SOUL: An Energy-Efficient Unsupervised Online Learning Seizure Detection Classifier
This addresses the need for low-power, adaptive seizure detection systems in implantable medical devices for epilepsy patients, offering an incremental improvement over existing offline-trained methods.
The paper tackles the problem of seizure detection in implantable devices by proposing SOUL, an energy-efficient unsupervised online learning classifier that dynamically adapts to neural signal drifts, achieving sensitivities of 97.5% and 97.9% on two EEG datasets with >95% specificity and 1.5 nJ/classification energy efficiency, which is at least 24x more efficient than state-of-the-art.
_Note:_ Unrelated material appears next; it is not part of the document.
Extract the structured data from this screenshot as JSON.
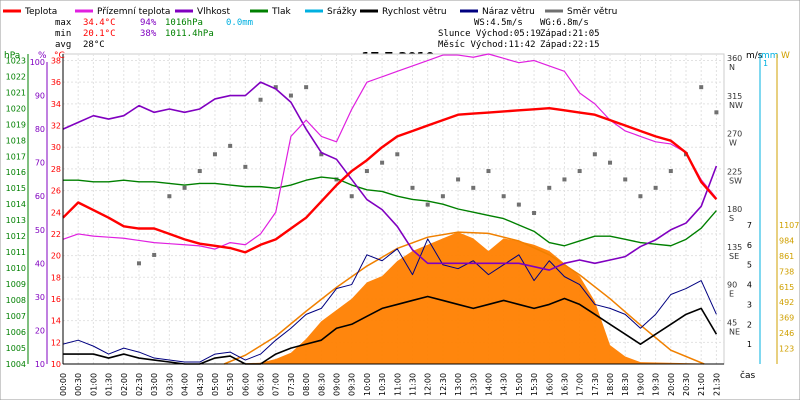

Implantable devices that record neural activity and detect seizures have been adopted to issue warnings or trigger neurostimulation to suppress epileptic seizures. Typical seizure detection systems rely on high-accuracy offline-trained machine learning classifiers that require manual retraining when seizure patterns change over long periods of time. For an implantable seizure detection system, a low power, at-the-edge, online learning algorithm can be employed to dynamically adapt to the neural signal drifts, thereby maintaining high accuracy without external intervention. This work proposes SOUL: Stochastic-gradient-descent-based Online Unsupervised Logistic regression classifier. After an initial offline training phase, continuous online unsupervised classifier updates are applied in situ, which improves sensitivity in patients with drifting seizure features. SOUL was tested on two human electroencephalography (EEG) datasets: the CHB-MIT scalp EEG dataset, and a long (>100 hours) NeuroVista intracranial EEG dataset. It was able to achieve an average sensitivity of 97.5% and 97.9% for the two datasets respectively, at >95% specificity. Sensitivity improved by at most 8.2% on long-term data when compared to a typical seizure detection classifier. SOUL was fabricated in TSMC's 28 nm process occupying 0.1 mm2 and achieves 1.5 nJ/classification energy efficiency, which is at least 24x more efficient than state-of-the-art.